If you find yourself in need of cash, you may want to consider taking out a home equity loan. These loans allow you to tap into the equity you have built up in owning your home. Read on to find out why this could be a smart way for you to borrow money.

Home equity loans

1. Easier Qualification

Since your home is used as collateral for home equity loans, it is typically easier to qualify for this type of loan than many others. For large expenses such as home repairs, college tuition and debt consolidation, these lending services Louisiana could be the easiest route.

2. Low Interest Rates

Home equity loans normally have much lower interest rates attached to them than credit cards and even other types of loans. If you need cash but don’t want to pay high interest rates, one of these loans might be the right choice for you.

3. Lump Sum

These loans provide you with a lump sum of funds after you have applied and been approved for a loan. The money is paid back with a monthly payment that consists of interest and principal, much like a mortgage. If your home is sold, any outstanding home equity loans need to be paid in full.

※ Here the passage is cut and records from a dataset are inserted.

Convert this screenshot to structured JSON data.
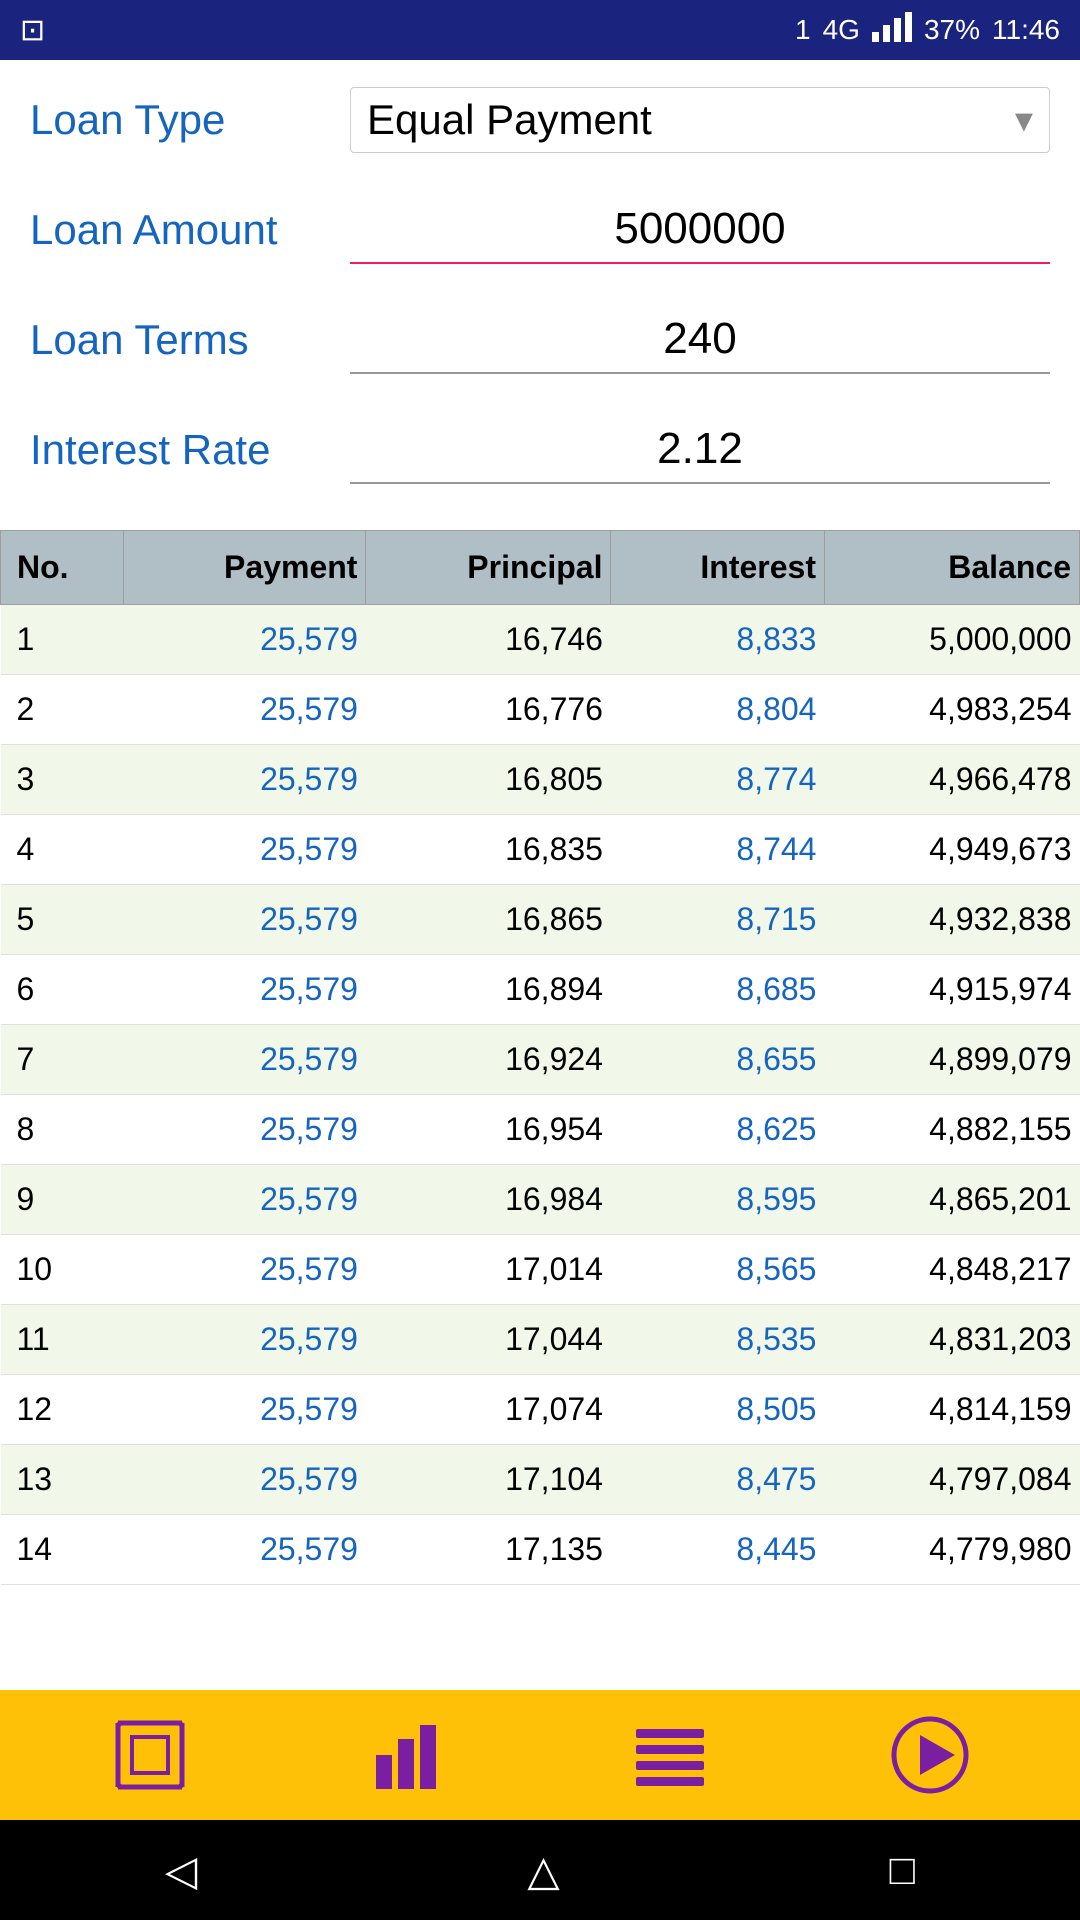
{
  "statusBar": {
    "icon": "⊡",
    "sim": "1",
    "network": "4G",
    "signal": "▂▄▆",
    "battery": "37%",
    "time": "11:46"
  },
  "loanType": {
    "label": "Loan Type",
    "value": "Equal Payment"
  },
  "loanAmount": {
    "label": "Loan Amount",
    "value": "5000000"
  },
  "loanTerms": {
    "label": "Loan Terms",
    "value": "240"
  },
  "interestRate": {
    "label": "Interest Rate",
    "value": "2.12"
  },
  "table": {
    "headers": [
      "No.",
      "Payment",
      "Principal",
      "Interest",
      "Balance"
    ],
    "rows": [
      {
        "no": "1",
        "payment": "25,579",
        "principal": "16,746",
        "interest": "8,833",
        "balance": "5,000,000"
      },
      {
        "no": "2",
        "payment": "25,579",
        "principal": "16,776",
        "interest": "8,804",
        "balance": "4,983,254"
      },
      {
        "no": "3",
        "payment": "25,579",
        "principal": "16,805",
        "interest": "8,774",
        "balance": "4,966,478"
      },
      {
        "no": "4",
        "payment": "25,579",
        "principal": "16,835",
        "interest": "8,744",
        "balance": "4,949,673"
      },
      {
        "no": "5",
        "payment": "25,579",
        "principal": "16,865",
        "interest": "8,715",
        "balance": "4,932,838"
      },
      {
        "no": "6",
        "payment": "25,579",
        "principal": "16,894",
        "interest": "8,685",
        "balance": "4,915,974"
      },
      {
        "no": "7",
        "payment": "25,579",
        "principal": "16,924",
        "interest": "8,655",
        "balance": "4,899,079"
      },
      {
        "no": "8",
        "payment": "25,579",
        "principal": "16,954",
        "interest": "8,625",
        "balance": "4,882,155"
      },
      {
        "no": "9",
        "payment": "25,579",
        "principal": "16,984",
        "interest": "8,595",
        "balance": "4,865,201"
      },
      {
        "no": "10",
        "payment": "25,579",
        "principal": "17,014",
        "interest": "8,565",
        "balance": "4,848,217"
      },
      {
        "no": "11",
        "payment": "25,579",
        "principal": "17,044",
        "interest": "8,535",
        "balance": "4,831,203"
      },
      {
        "no": "12",
        "payment": "25,579",
        "principal": "17,074",
        "interest": "8,505",
        "balance": "4,814,159"
      },
      {
        "no": "13",
        "payment": "25,579",
        "principal": "17,104",
        "interest": "8,475",
        "balance": "4,797,084"
      },
      {
        "no": "14",
        "payment": "25,579",
        "principal": "17,135",
        "interest": "8,445",
        "balance": "4,779,980"
      }
    ]
  },
  "bottomNav": {
    "expand": "⛶",
    "chart": "📊",
    "list": "☰",
    "play": "▶"
  },
  "androidNav": {
    "back": "◁",
    "home": "△",
    "recent": "□"
  }
}
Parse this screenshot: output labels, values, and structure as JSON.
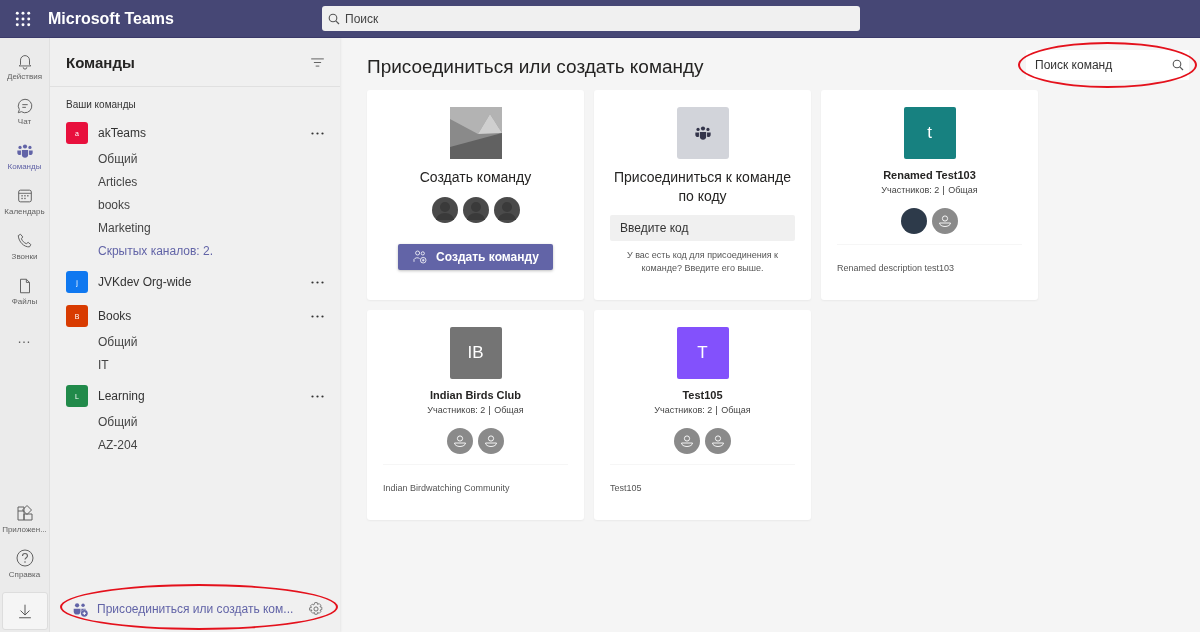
{
  "app_title": "Microsoft Teams",
  "search": {
    "placeholder": "Поиск"
  },
  "rail": [
    {
      "label": "Действия",
      "kind": "bell",
      "selected": false
    },
    {
      "label": "Чат",
      "kind": "chat",
      "selected": false
    },
    {
      "label": "Команды",
      "kind": "teams",
      "selected": true
    },
    {
      "label": "Календарь",
      "kind": "calendar",
      "selected": false
    },
    {
      "label": "Звонки",
      "kind": "phone",
      "selected": false
    },
    {
      "label": "Файлы",
      "kind": "file",
      "selected": false
    },
    {
      "label": "…",
      "kind": "more",
      "selected": false
    }
  ],
  "rail_bottom": [
    {
      "label": "Приложен...",
      "kind": "apps"
    },
    {
      "label": "Справка",
      "kind": "help"
    }
  ],
  "sidebar": {
    "title": "Команды",
    "section": "Ваши команды",
    "teams": [
      {
        "name": "akTeams",
        "initial": "a",
        "color": "#e8103d",
        "channels": [
          "Общий",
          "Articles",
          "books",
          "Marketing"
        ],
        "hidden_channels": "Скрытых каналов: 2."
      },
      {
        "name": "JVKdev Org-wide",
        "initial": "j",
        "color": "#0f78f0"
      },
      {
        "name": "Books",
        "initial": "B",
        "color": "#d83b01",
        "channels": [
          "Общий",
          "IT"
        ]
      },
      {
        "name": "Learning",
        "initial": "L",
        "color": "#218a4a",
        "channels": [
          "Общий",
          "AZ-204"
        ]
      }
    ],
    "footer": {
      "label": "Присоединиться или создать ком...",
      "highlighted": true
    }
  },
  "main": {
    "title": "Присоединиться или создать команду",
    "team_search": {
      "placeholder": "Поиск команд",
      "highlighted": true
    },
    "cards": [
      {
        "kind": "create",
        "title": "Создать команду",
        "button": "Создать команду"
      },
      {
        "kind": "join",
        "title": "Присоединиться к команде по коду",
        "placeholder": "Введите код",
        "hint": "У вас есть код для присоединения к команде? Введите его выше."
      },
      {
        "kind": "team",
        "initial": "t",
        "color": "#178180",
        "name": "Renamed Test103",
        "members": "Участников: 2",
        "privacy": "Общая",
        "avatars": [
          {
            "kind": "photo"
          },
          {
            "kind": "placeholder"
          }
        ],
        "description": "Renamed description test103"
      },
      {
        "kind": "team",
        "initial": "IB",
        "color": "#747474",
        "name": "Indian Birds Club",
        "members": "Участников: 2",
        "privacy": "Общая",
        "avatars": [
          {
            "kind": "placeholder"
          },
          {
            "kind": "placeholder"
          }
        ],
        "description": "Indian Birdwatching Community"
      },
      {
        "kind": "team",
        "initial": "T",
        "color": "#8351fc",
        "name": "Test105",
        "members": "Участников: 2",
        "privacy": "Общая",
        "avatars": [
          {
            "kind": "placeholder"
          },
          {
            "kind": "placeholder"
          }
        ],
        "description": "Test105"
      }
    ]
  }
}
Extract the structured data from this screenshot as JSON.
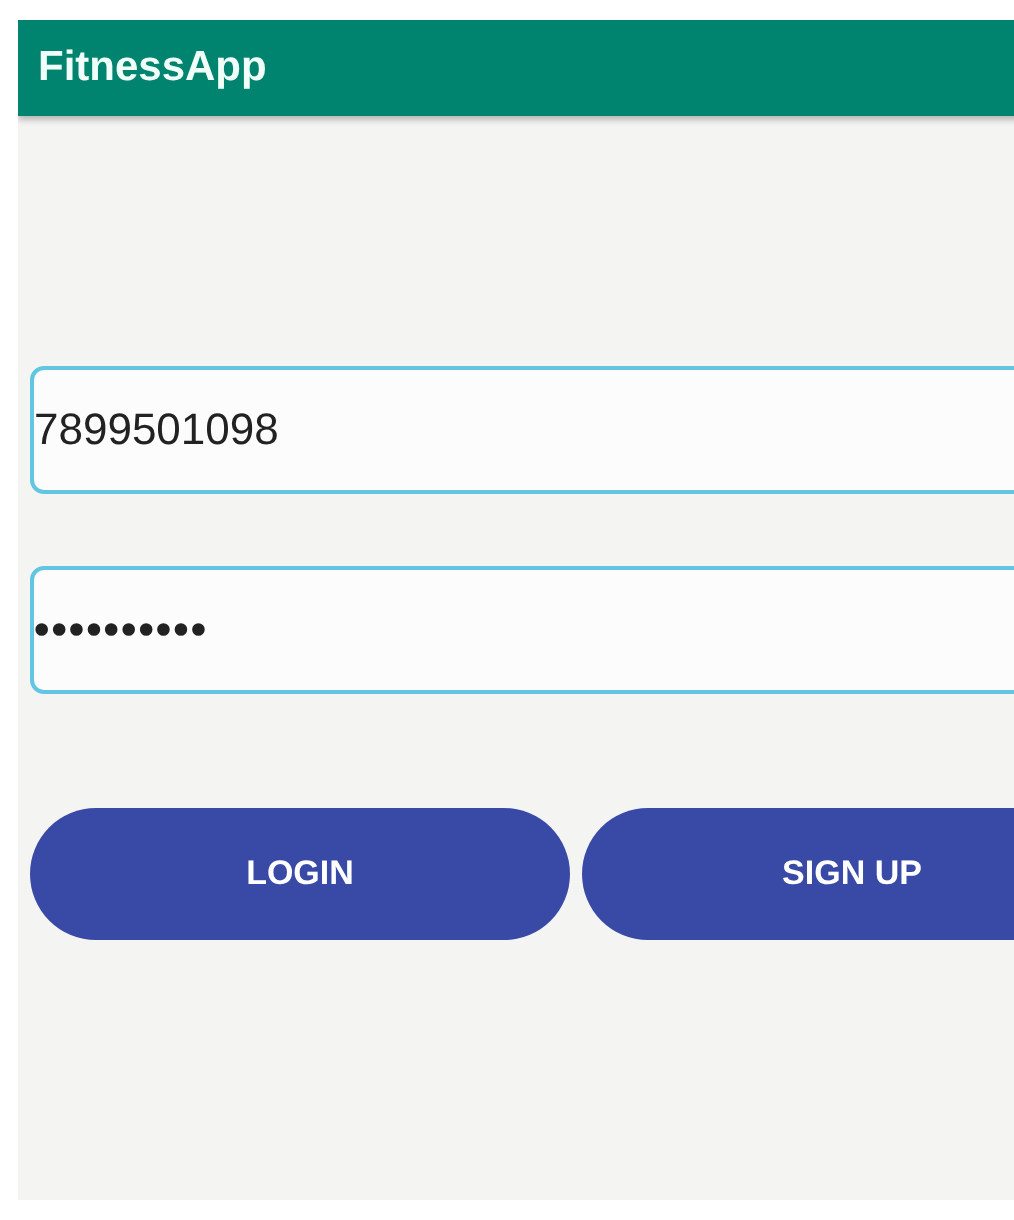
{
  "app_bar": {
    "title": "FitnessApp"
  },
  "phone_field": {
    "value": "7899501098"
  },
  "password_field": {
    "value": "••••••••••"
  },
  "buttons": [
    "LOGIN",
    "SIGN UP"
  ]
}
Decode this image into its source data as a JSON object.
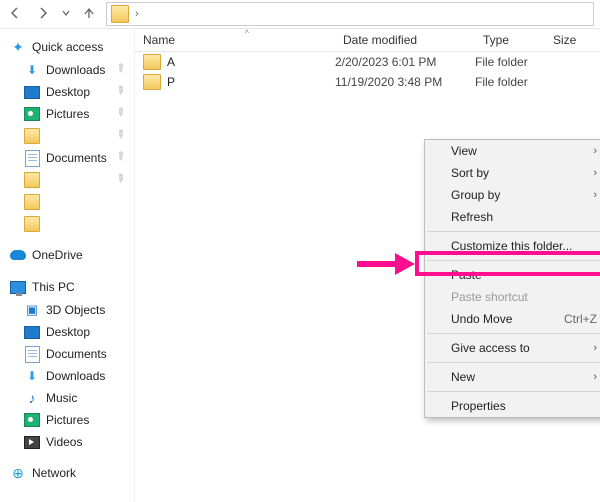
{
  "nav": {
    "address_icon": "folder-icon"
  },
  "columns": {
    "name": "Name",
    "date": "Date modified",
    "type": "Type",
    "size": "Size"
  },
  "files": [
    {
      "name": "A",
      "date": "2/20/2023 6:01 PM",
      "type": "File folder"
    },
    {
      "name": "P",
      "date": "11/19/2020 3:48 PM",
      "type": "File folder"
    }
  ],
  "sidebar": {
    "quick_access": "Quick access",
    "downloads": "Downloads",
    "desktop": "Desktop",
    "pictures": "Pictures",
    "documents": "Documents",
    "onedrive": "OneDrive",
    "this_pc": "This PC",
    "objects3d": "3D Objects",
    "desktop2": "Desktop",
    "documents2": "Documents",
    "downloads2": "Downloads",
    "music": "Music",
    "pictures2": "Pictures",
    "videos": "Videos",
    "network": "Network"
  },
  "context_menu": {
    "view": "View",
    "sort_by": "Sort by",
    "group_by": "Group by",
    "refresh": "Refresh",
    "customize": "Customize this folder...",
    "paste": "Paste",
    "paste_shortcut": "Paste shortcut",
    "undo_move": "Undo Move",
    "undo_hotkey": "Ctrl+Z",
    "give_access": "Give access to",
    "new": "New",
    "properties": "Properties"
  }
}
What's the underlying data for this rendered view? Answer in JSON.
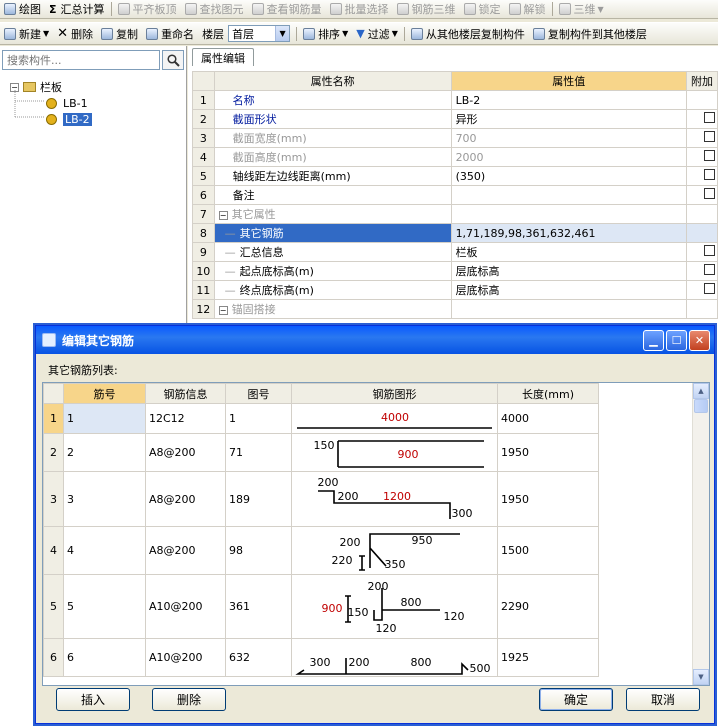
{
  "toolbar1": {
    "items": [
      {
        "label": "绘图",
        "enabled": true
      },
      {
        "label": "汇总计算",
        "enabled": true
      },
      {
        "label": "平齐板顶",
        "enabled": false
      },
      {
        "label": "查找图元",
        "enabled": false
      },
      {
        "label": "查看钢筋量",
        "enabled": false
      },
      {
        "label": "批量选择",
        "enabled": false
      },
      {
        "label": "钢筋三维",
        "enabled": false
      },
      {
        "label": "锁定",
        "enabled": false
      },
      {
        "label": "解锁",
        "enabled": false
      },
      {
        "label": "三维",
        "enabled": false
      }
    ],
    "sigma": "Σ"
  },
  "toolbar2": {
    "new_label": "新建",
    "delete_label": "删除",
    "copy_label": "复制",
    "rename_label": "重命名",
    "floor_label": "楼层",
    "floor_value": "首层",
    "sort_label": "排序",
    "filter_label": "过滤",
    "copy_from_floor_label": "从其他楼层复制构件",
    "copy_to_floor_label": "复制构件到其他楼层"
  },
  "left_panel": {
    "search_placeholder": "搜索构件...",
    "tree": {
      "root": "栏板",
      "children": [
        {
          "label": "LB-1",
          "selected": false
        },
        {
          "label": "LB-2",
          "selected": true
        }
      ]
    }
  },
  "property_panel": {
    "tab": "属性编辑",
    "columns": {
      "name": "属性名称",
      "value": "属性值",
      "extra": "附加"
    },
    "rows": [
      {
        "n": "1",
        "name": "名称",
        "value": "LB-2",
        "style": "link",
        "cb": false,
        "indent": 0
      },
      {
        "n": "2",
        "name": "截面形状",
        "value": "异形",
        "style": "link",
        "cb": true,
        "indent": 0
      },
      {
        "n": "3",
        "name": "截面宽度(mm)",
        "value": "700",
        "style": "gray",
        "cb": true,
        "indent": 0
      },
      {
        "n": "4",
        "name": "截面高度(mm)",
        "value": "2000",
        "style": "gray",
        "cb": true,
        "indent": 0
      },
      {
        "n": "5",
        "name": "轴线距左边线距离(mm)",
        "value": "(350)",
        "style": "normal",
        "cb": true,
        "indent": 0
      },
      {
        "n": "6",
        "name": "备注",
        "value": "",
        "style": "normal",
        "cb": true,
        "indent": 0
      },
      {
        "n": "7",
        "name": "其它属性",
        "value": "",
        "style": "group",
        "cb": false,
        "indent": 0
      },
      {
        "n": "8",
        "name": "其它钢筋",
        "value": "1,71,189,98,361,632,461",
        "style": "selected",
        "cb": false,
        "indent": 1
      },
      {
        "n": "9",
        "name": "汇总信息",
        "value": "栏板",
        "style": "normal",
        "cb": true,
        "indent": 1
      },
      {
        "n": "10",
        "name": "起点底标高(m)",
        "value": "层底标高",
        "style": "normal",
        "cb": true,
        "indent": 1
      },
      {
        "n": "11",
        "name": "终点底标高(m)",
        "value": "层底标高",
        "style": "normal",
        "cb": true,
        "indent": 1
      },
      {
        "n": "12",
        "name": "锚固搭接",
        "value": "",
        "style": "group",
        "cb": false,
        "indent": 0
      }
    ]
  },
  "dialog": {
    "title": "编辑其它钢筋",
    "list_label": "其它钢筋列表:",
    "columns": {
      "bar_no": "筋号",
      "info": "钢筋信息",
      "fig": "图号",
      "shape": "钢筋图形",
      "length": "长度(mm)"
    },
    "rows": [
      {
        "n": "1",
        "bar_no": "1",
        "info": "12C12",
        "fig": "1",
        "length": "4000",
        "dims": [
          "4000"
        ]
      },
      {
        "n": "2",
        "bar_no": "2",
        "info": "A8@200",
        "fig": "71",
        "length": "1950",
        "dims": [
          "150",
          "900"
        ]
      },
      {
        "n": "3",
        "bar_no": "3",
        "info": "A8@200",
        "fig": "189",
        "length": "1950",
        "dims": [
          "200",
          "200",
          "1200",
          "300"
        ]
      },
      {
        "n": "4",
        "bar_no": "4",
        "info": "A8@200",
        "fig": "98",
        "length": "1500",
        "dims": [
          "200",
          "950",
          "220",
          "350"
        ]
      },
      {
        "n": "5",
        "bar_no": "5",
        "info": "A10@200",
        "fig": "361",
        "length": "2290",
        "dims": [
          "200",
          "800",
          "900",
          "150",
          "120",
          "120"
        ]
      },
      {
        "n": "6",
        "bar_no": "6",
        "info": "A10@200",
        "fig": "632",
        "length": "1925",
        "dims": [
          "300",
          "200",
          "800",
          "500"
        ]
      }
    ],
    "buttons": {
      "insert": "插入",
      "delete": "删除",
      "ok": "确定",
      "cancel": "取消"
    },
    "accent_red": "#c00000"
  }
}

4. Help Pay College Tuition

If you would like to help your children finance their college education, but lack the cash to do so, a home equity line may be a great option for you. If the interest rate is lower than those of student loans, you would save money in the long run.

When you are in need of cash, you may be able to tap into the equity you have in your home. Home equity loans typically have easier qualification standards, low interest rates, provide you with lump sums of cash and can assist in the payment of college tuition.